It will take some time to set up the image. If the container was loaded properly, the proxy-url metadata field will contain a link to JupyterLab, and the instance will show as ready in the AI Platform > Notebooks UI on Cloud Console. In addition, you can directly query the connection by providing the instance metadata.

Command:

gcloud compute instances describe "${INSTANCE_NAME}" \
  --format='value[](metadata.items.proxy-url)'


You can access your JupyterLab instance at this URL.

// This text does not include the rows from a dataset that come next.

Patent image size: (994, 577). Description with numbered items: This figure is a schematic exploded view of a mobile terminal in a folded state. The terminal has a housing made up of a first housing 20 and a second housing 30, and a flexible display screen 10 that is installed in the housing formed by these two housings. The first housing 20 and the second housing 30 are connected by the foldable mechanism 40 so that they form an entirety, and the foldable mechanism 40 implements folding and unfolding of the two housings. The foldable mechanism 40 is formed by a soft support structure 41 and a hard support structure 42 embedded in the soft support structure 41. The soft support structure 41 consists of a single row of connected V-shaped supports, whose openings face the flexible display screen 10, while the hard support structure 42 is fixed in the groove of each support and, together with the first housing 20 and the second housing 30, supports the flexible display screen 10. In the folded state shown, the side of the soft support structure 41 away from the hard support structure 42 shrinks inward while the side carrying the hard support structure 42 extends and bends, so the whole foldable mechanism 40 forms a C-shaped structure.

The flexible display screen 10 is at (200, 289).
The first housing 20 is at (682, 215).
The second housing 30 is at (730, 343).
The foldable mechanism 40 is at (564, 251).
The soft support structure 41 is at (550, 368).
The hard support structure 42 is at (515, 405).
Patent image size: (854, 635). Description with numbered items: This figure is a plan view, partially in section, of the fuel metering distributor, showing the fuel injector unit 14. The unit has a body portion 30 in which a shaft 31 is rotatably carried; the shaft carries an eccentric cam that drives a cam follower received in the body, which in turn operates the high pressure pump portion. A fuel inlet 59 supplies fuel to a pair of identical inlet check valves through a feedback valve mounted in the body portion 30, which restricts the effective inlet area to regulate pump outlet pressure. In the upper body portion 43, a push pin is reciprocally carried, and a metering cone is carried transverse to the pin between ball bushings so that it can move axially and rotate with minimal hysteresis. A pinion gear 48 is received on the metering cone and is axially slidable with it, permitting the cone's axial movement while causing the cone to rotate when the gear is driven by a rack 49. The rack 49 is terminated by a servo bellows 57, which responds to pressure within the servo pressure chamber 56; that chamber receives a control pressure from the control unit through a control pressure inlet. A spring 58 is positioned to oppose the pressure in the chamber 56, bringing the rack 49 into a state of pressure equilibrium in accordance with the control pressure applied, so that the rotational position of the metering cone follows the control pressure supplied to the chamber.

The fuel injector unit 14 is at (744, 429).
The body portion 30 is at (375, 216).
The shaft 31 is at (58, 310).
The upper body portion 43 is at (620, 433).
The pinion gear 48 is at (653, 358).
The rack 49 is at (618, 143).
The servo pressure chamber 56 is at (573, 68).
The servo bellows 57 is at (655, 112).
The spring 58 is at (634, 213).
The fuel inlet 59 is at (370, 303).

Deploying Deep Learning Containers on GKE with NVIDIA GPUs

Additionally, you can use GKE to work on developing your Deep Learning Containers. The only thing left to do is to define the container image in your Kubernetes pod spec after setting up your GKE cluster with GPUs in accordance with the user guide. A pod with one GPU from tf-gpu and a connected GCE persistent disc is created by the following specification:

Code:

apiVersion: v1
kind: PersistentVolumeClaim
metadata:
  name: dlc-persistent-volume-claim
spec:
  accessModes:
    - ReadWriteOnce
  resources:
    requests:
      storage: 100Gi
---
apiVersion: v1
kind: Pod
metadata:
  name: dlc-tf
spec:
  containers:
  - name: dlc-tf
    image: gcr.io/deeplearning-platform-release/tf-gpu
    resources:
      limits:
        nvidia.com/gpu: 1
    volumeMounts:
      - name: dlc-volume
        mountPath: /home
  volumes:
  - name: dlc-volume
    persistentVolumeClaim:
      claimName: dlc-persistent-volume-claim


The following commands will deploy and connect to your instance:

Command:

kubectl apply -f ./pod.yaml
kubectl port-forward pods/dlc-tf 8080:8080


You can reach your running JupyterLab instance at localhost:8080 once the pod has been fully deployed.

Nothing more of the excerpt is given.